Jutta Stüsgen (Steuerberaterin und ehrenamtliches Mitgleid im Kirchensteuer- und Wirtschaftsrat im Erzbistum Köln): Ich bin gefragt worden, ob ich meine Kompetenz da einbringen will und ich habe an der Stelle gesagt: Ja, das ist mir wichtig. Ich möchte mich im Moment gerne in der Kirche engagieren, weil die Kirche in der Krise ist. Darum finde ich es gut, dass Menschen an dieser Stelle mitarbeiten und auch Gesicht der Kirche sind.

DOMRADIO.DE: Wie weit ist denn der Kirchensteuer- und Wirtschaftsrat in die finanziellen Entscheidungen eingebunden? Ist es mehr als nur das Abnicken von getroffenen Entscheidungen?
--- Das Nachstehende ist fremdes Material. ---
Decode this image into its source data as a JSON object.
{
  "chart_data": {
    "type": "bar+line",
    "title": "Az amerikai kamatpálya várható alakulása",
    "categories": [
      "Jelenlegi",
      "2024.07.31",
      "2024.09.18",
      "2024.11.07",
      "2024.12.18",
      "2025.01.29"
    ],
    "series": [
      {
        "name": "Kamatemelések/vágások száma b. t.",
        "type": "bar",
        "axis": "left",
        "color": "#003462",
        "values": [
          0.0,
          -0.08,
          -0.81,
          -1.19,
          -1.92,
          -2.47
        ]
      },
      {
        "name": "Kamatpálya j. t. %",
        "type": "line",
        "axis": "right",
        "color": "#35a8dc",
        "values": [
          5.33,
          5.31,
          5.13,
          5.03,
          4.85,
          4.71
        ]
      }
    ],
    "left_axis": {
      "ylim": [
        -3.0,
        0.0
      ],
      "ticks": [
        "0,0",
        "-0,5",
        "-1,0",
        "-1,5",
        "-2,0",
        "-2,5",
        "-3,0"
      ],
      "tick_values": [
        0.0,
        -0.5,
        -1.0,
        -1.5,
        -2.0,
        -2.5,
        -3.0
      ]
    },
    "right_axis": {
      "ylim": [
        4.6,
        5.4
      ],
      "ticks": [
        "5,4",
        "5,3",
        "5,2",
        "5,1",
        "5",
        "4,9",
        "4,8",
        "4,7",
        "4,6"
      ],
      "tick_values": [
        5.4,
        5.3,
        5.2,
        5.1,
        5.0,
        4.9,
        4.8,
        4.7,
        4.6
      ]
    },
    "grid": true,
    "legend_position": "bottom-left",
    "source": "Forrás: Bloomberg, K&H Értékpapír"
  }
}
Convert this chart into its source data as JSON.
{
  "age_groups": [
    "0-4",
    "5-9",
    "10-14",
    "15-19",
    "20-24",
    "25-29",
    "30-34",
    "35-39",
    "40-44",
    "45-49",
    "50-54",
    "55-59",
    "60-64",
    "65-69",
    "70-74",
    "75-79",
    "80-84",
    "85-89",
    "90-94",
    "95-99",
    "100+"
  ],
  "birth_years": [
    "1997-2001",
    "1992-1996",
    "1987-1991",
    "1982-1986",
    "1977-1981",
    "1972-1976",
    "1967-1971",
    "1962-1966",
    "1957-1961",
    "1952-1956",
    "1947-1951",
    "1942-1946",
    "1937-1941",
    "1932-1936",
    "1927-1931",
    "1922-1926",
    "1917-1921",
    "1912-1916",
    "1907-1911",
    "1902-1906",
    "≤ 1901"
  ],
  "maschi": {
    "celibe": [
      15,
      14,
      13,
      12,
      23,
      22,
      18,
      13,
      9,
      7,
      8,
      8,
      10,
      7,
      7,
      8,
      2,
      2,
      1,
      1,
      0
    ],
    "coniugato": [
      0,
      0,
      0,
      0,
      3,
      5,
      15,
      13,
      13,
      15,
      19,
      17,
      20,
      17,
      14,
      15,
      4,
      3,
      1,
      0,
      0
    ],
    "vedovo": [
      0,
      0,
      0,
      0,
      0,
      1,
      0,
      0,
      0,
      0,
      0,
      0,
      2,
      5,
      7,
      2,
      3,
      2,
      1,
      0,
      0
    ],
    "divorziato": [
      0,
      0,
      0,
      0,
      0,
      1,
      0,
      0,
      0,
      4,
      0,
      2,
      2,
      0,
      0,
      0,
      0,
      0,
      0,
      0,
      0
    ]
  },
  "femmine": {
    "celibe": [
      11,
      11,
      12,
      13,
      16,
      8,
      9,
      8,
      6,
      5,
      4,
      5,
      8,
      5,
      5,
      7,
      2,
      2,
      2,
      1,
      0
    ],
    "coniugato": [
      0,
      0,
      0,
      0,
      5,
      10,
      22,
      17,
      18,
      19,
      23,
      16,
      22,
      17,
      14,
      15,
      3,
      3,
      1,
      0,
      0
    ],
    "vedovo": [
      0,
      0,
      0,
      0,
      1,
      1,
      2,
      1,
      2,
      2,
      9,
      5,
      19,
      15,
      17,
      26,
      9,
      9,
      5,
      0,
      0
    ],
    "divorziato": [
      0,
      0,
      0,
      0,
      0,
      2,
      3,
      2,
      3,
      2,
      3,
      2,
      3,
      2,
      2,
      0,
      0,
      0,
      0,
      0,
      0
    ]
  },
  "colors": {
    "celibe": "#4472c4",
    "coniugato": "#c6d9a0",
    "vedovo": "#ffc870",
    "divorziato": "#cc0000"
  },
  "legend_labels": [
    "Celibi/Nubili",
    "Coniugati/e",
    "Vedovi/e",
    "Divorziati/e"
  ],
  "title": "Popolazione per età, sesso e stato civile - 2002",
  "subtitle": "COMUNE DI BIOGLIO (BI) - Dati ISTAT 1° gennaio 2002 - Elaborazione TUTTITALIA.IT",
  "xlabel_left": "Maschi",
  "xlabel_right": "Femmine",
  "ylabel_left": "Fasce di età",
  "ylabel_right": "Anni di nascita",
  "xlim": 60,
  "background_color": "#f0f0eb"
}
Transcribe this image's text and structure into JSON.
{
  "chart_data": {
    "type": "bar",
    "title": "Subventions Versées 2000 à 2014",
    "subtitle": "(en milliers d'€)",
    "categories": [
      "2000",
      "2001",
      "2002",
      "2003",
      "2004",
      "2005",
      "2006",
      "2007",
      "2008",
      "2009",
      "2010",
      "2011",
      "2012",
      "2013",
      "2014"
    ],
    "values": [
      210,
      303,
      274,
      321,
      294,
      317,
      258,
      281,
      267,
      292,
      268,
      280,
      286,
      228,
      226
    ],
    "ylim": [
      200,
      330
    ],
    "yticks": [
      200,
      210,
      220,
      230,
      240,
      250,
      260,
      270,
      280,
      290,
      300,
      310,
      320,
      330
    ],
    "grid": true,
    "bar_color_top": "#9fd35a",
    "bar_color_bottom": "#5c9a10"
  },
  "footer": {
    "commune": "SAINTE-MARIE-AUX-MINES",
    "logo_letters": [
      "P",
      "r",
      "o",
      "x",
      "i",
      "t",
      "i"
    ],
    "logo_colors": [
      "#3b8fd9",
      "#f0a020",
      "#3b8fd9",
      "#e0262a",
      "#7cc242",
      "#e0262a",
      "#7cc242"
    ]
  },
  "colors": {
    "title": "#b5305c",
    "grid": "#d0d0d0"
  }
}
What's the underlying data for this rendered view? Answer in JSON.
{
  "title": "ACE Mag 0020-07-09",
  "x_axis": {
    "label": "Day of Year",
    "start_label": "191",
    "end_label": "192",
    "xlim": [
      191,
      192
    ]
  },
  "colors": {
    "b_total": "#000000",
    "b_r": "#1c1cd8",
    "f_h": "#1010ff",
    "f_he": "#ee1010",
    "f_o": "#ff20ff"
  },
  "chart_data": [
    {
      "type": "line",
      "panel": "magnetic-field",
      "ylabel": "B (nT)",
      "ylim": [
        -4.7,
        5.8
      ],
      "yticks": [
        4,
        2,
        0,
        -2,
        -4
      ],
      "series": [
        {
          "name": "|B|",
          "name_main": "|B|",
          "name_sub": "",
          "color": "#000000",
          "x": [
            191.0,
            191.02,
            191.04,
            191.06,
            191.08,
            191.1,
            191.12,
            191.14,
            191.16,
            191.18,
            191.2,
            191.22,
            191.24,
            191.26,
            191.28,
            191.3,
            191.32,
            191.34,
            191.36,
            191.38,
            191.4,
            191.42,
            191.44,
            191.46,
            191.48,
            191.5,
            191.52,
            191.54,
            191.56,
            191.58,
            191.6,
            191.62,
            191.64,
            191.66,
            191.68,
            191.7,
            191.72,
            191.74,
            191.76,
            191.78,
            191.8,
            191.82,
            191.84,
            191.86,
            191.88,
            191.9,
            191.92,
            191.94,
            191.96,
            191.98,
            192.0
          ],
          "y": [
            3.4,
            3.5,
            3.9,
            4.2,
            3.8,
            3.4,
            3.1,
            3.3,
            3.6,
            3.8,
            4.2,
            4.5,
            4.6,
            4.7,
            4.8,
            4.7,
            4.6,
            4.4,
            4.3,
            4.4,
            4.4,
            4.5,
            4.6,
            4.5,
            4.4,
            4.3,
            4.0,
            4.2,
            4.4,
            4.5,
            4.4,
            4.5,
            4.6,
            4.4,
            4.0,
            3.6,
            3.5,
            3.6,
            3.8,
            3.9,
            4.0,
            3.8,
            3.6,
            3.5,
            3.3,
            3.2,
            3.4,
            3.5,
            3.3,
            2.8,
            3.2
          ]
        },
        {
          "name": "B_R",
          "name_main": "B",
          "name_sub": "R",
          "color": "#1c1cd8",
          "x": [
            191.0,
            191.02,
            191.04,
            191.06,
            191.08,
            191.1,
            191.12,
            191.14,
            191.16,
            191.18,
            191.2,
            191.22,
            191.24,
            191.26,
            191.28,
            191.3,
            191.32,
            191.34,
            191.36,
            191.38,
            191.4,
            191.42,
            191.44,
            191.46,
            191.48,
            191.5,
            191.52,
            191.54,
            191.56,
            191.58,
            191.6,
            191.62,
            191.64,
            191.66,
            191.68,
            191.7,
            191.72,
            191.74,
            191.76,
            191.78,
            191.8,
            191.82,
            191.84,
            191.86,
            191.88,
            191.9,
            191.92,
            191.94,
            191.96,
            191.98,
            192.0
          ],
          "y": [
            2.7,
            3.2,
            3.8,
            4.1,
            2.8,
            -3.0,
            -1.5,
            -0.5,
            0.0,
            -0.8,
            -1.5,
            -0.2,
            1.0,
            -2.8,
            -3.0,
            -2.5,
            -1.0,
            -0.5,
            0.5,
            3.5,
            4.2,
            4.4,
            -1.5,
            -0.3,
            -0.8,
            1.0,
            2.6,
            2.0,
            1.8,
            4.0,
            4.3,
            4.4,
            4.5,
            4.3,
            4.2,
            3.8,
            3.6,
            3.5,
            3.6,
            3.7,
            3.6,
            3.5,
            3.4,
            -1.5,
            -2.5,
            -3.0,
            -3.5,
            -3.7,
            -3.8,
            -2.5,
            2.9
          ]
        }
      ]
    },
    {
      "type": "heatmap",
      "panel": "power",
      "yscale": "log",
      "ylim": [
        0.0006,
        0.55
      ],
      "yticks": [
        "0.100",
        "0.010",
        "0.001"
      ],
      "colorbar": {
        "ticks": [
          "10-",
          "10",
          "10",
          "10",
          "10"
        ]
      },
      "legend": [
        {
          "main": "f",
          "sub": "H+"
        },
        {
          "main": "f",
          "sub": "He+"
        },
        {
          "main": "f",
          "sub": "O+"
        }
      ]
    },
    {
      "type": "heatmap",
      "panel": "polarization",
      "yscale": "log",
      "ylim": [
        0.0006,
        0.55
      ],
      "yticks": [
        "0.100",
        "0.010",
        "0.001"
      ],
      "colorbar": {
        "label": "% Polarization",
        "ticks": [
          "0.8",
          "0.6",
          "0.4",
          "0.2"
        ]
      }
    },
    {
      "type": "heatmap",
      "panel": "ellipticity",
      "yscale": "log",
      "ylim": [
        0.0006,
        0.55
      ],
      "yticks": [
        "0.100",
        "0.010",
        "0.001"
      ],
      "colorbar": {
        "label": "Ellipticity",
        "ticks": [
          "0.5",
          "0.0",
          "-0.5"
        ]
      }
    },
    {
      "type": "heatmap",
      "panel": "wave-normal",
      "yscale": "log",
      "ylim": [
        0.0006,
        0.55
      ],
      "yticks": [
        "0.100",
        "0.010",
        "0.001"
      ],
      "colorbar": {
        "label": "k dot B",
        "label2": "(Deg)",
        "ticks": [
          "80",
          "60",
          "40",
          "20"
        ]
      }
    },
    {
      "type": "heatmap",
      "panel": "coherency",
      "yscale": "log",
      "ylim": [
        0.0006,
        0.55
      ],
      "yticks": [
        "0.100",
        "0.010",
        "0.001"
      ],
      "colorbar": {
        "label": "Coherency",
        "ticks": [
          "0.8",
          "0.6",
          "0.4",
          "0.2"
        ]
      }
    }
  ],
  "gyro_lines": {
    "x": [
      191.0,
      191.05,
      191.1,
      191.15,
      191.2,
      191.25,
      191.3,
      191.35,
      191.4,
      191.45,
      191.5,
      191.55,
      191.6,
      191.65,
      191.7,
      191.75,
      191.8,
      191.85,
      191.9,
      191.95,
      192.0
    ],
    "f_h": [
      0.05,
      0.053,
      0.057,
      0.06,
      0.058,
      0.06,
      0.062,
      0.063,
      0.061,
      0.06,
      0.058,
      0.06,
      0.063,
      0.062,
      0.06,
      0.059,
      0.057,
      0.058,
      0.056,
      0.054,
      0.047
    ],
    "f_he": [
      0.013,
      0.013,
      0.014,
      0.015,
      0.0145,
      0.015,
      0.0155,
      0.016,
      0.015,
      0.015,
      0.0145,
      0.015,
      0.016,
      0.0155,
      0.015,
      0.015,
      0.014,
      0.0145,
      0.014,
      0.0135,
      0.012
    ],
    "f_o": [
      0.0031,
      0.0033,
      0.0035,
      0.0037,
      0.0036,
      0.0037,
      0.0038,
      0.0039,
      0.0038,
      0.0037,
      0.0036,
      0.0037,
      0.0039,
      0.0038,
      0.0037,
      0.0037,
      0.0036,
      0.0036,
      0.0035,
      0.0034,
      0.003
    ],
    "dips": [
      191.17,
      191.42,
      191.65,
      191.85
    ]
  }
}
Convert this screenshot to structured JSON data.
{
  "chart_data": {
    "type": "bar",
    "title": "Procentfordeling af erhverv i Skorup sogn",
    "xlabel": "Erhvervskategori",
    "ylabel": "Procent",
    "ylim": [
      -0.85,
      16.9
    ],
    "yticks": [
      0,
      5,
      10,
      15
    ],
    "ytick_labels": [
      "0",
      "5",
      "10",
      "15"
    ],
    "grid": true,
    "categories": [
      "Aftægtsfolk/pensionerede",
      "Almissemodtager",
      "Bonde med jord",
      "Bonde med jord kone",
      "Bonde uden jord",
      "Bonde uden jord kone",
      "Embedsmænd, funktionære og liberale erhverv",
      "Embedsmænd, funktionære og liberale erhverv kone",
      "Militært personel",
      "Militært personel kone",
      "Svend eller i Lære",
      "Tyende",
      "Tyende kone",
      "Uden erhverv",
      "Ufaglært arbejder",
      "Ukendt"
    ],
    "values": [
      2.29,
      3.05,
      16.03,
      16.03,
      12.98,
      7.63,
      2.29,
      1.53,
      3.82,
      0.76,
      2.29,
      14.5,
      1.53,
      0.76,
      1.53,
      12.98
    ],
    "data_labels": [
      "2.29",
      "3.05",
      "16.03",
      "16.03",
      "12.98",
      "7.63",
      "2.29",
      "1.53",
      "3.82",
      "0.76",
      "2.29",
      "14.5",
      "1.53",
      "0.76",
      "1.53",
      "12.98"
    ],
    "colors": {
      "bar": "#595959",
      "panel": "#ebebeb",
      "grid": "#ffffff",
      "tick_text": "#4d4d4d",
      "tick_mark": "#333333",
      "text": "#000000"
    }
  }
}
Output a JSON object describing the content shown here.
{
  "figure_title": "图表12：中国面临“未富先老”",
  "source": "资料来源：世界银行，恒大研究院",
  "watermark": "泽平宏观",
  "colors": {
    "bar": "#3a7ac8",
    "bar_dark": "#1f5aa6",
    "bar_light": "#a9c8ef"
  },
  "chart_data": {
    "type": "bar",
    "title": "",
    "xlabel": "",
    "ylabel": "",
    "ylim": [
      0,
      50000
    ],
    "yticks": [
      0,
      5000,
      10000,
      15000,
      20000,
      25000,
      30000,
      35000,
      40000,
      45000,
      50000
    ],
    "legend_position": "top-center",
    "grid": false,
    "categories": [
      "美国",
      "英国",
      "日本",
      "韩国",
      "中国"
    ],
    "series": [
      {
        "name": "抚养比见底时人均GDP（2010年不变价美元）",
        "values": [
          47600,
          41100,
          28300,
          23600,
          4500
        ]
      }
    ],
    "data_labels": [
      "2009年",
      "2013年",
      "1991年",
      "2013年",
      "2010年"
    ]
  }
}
Stüsgen: Wir nicken keine getroffenen Entscheidungen ab, sondern wir dürfen selbst über finanzielle Fragen des Erzbistums entscheiden. Seit 2016 ist der Kirchensteuer- und Wirtschaftsrat das Entscheidungsgremium und wirkt an der Leitung dieser großen Organisation mit.

DOMRADIO.DE: Mit dem Austritt vieler Menschen werden die Einnahmen aus der Kirchensteuer drastisch sinken. Wie sehen Sie da in die Zukunft?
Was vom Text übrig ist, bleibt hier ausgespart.